GK0202 - Der Fluch der schwarzen Hand
Flammen im Kamin.
»Komm rein, und mach die Tür zu!« sagte Fatty.
Ritchie Parson gehorchte. Mit dem Fuß trat er die Tür ins Schloß. In seinen Augen stand ein seltsames Glitzern. Er riß die Verschnürung der Kapuze auf, streifte sie vom Kopf und schüttelte das lange braune Haar.
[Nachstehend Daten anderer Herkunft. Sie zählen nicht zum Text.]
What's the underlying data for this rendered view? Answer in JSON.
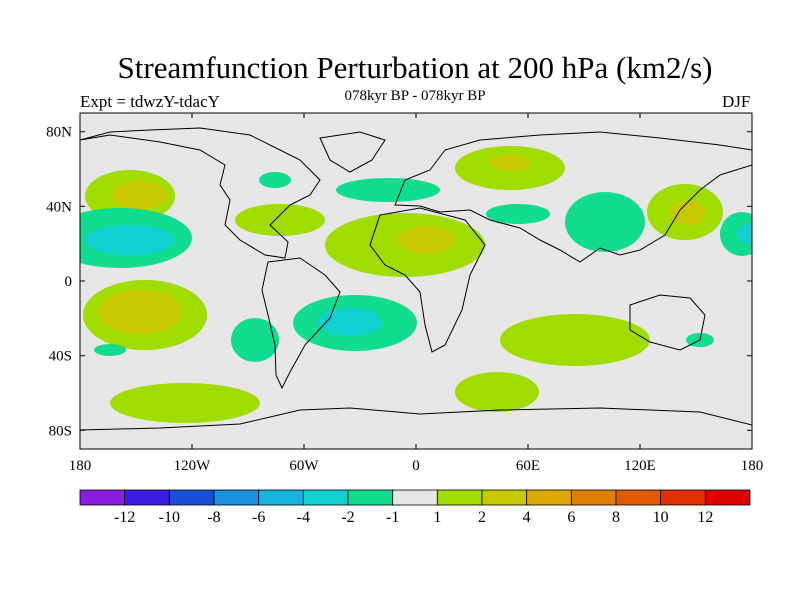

Ritchie Parson sah älter aus, als er in Wirklichkeit war. Man hätte ihn gut und gern auf fünfzehn Jahre geschätzt. Er war hochgewachsen, hatte ein schmales Gesicht und eine lange gerade Nase. Die Augenbrauen wuchsen in Nähe der Nasenwurzel fast zusammen und gaben dem jungen Gesicht einen etwas verschlagenen Ausdruck.
Mit der rechten Hand zog Ritchie den Reißverschluß seiner Jacke herunter.
Er trug noch einen langen, dunkelgrünen Pullover, der den Gürtel seiner Jeans verdeckte.
»Was willst du?« fragte der alte Fatty.
Ritchie grinste nur.
»Was du willst, habe ich dich gefragt!«
Der Junge sah sich um. »Dich einmal besuchen, Alter!«
Er sprach wie ein Erwachsener. Seine Stimme klang lauernd und kalt zugleich. Fast schien es, als spräche aus seinem Mund ein anderer.
Fatty senkte den Lauf der Waffe. Er hatte eingesehen, daß ihm von diesem Jungen keine Gefahr drohte, obwohl ihn Ritchie am gestrigen Tag noch mit einer Luftpistole beschossen hatte.
»Du hast mich ja noch nie besucht«, sagte Fatty.
»Einmal muß es ja sein – oder?«
»Nur finde ich den Zeitpunkt etwas ungünstig. Du müßtest an sich schon im Bett liegen. Wissen deine Eltern Bescheid?«
»Die haben Besuch.«
»Hm.« Der Alte überlegte. Mit der linken Hand strich er sich durch seinen Bart. »Es ist ja klar, daß du nicht bei mir bleiben kannst. Du kannst mich gerne besuchen, aber tagsüber. Außerdem möchte ich, daß du dich entschuldigst.«
»Wofür?«
Verständnislos schüttelte der Alte den Kopf. »Du hast schließlich auf mich geschossen.«
»Na und?«
Dem alten Fatty platzte der Kragen. »Verschwinde jetzt, sonst jage ich dich aus der Hütte.«
Der Junge begann zu lachen. Es war ein widerliches Gelächter. Höhnisch und herausfordernd zugleich.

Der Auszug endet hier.